Missing observations

Hello, all. My name is Michael Sikivie and I’m new to this forum.

I put together a data extract using iPUMS. All I’ve done is run the do file that reads in the data file that iPUMS gives me, cps_00002.dat.gz, into Stata. There are so many missing observations that I think something must have gone wrong reading in the data. I’m mostly interested in the linking variables that apparently aren’t in the CPS data itself, but apparently even those are mostly missing. cpsidp is 99.98% missing with only 771 observations, and marbasecidp is 99.99% missing.
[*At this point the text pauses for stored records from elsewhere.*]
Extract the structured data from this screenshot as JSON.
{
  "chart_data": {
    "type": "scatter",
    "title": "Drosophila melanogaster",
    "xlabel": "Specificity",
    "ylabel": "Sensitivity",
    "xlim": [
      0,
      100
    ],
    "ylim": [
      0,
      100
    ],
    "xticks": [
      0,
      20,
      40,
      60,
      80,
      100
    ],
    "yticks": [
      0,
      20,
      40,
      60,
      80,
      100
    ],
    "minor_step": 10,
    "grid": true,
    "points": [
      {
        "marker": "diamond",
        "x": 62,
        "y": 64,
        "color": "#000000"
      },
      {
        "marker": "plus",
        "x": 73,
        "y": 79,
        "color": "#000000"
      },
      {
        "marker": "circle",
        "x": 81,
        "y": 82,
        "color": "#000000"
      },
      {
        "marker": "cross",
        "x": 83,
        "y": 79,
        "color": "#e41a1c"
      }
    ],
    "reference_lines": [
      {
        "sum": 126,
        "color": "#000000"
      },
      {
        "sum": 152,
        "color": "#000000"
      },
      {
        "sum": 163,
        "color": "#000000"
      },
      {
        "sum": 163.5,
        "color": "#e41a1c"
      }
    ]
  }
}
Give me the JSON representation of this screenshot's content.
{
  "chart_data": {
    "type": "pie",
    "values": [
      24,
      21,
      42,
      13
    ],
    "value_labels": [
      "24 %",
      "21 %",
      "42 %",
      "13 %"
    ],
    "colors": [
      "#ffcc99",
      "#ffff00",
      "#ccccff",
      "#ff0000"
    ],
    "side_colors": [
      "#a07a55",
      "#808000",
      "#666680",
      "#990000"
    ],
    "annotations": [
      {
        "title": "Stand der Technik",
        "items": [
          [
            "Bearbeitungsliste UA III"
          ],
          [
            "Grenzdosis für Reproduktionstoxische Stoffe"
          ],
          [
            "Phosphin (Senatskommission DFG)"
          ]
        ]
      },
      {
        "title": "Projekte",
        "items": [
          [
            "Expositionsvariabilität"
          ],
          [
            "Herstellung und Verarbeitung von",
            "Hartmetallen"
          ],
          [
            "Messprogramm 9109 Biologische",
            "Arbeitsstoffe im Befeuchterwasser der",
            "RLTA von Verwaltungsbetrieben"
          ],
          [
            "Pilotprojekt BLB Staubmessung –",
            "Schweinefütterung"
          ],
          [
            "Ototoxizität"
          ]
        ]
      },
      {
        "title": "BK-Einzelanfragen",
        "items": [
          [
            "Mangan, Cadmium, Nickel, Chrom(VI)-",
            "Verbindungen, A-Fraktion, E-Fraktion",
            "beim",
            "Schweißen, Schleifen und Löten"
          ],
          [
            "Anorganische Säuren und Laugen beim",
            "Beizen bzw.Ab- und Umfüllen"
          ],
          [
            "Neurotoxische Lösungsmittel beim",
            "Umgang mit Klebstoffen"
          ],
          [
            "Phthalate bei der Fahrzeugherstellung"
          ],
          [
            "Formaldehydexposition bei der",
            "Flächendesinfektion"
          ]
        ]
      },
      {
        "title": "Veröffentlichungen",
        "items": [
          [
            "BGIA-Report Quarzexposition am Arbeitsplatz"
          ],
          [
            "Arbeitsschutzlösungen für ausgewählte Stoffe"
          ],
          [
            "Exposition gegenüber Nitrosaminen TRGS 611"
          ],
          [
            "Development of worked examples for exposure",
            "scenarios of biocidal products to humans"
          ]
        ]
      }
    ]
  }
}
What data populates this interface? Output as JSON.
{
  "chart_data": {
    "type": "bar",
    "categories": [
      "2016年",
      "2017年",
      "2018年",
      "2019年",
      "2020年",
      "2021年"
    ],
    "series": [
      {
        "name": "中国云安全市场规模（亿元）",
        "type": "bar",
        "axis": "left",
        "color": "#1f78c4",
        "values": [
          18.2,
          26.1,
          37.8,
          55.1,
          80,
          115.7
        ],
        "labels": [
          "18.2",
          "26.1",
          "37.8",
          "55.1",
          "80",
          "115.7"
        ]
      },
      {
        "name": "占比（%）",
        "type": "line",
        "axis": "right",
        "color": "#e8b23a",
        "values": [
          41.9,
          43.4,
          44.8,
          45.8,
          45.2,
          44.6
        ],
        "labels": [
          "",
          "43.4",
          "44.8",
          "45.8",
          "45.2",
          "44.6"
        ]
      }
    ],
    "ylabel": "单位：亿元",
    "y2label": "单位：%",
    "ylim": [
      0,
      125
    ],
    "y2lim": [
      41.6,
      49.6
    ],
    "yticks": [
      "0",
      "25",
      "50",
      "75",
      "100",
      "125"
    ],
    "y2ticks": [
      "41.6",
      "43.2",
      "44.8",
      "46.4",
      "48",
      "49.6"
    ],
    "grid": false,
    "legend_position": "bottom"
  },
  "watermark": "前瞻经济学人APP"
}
It seems like those variables should be about 0% missing, since they are used to link households across months of the monthly CPS and to the ASEC.

I don’t know if this is relevant, but I altered one line of the do file to make it work. At the end of the “quietly infix” line I replaced “using cps_00002.dat” with “using cps_00002.dat.gz”, because that was the name given when I downloaded it from iPUMS, and before I changed that line Stata would give an error and not read in any data.

Any help is appreciated.

It sounds like you are trying to read a compressed (.gz) file in Stata, please correct me if I’m wrong. In order to read a data file into Stata it will need to be decompressed first (7zip is a good decompression program if you need one). Note that changing the .do file to point to a .dat file instead of a .dat.gz file will not decompress the data; you may be able to read the data into Stata but it will not read the data correctly.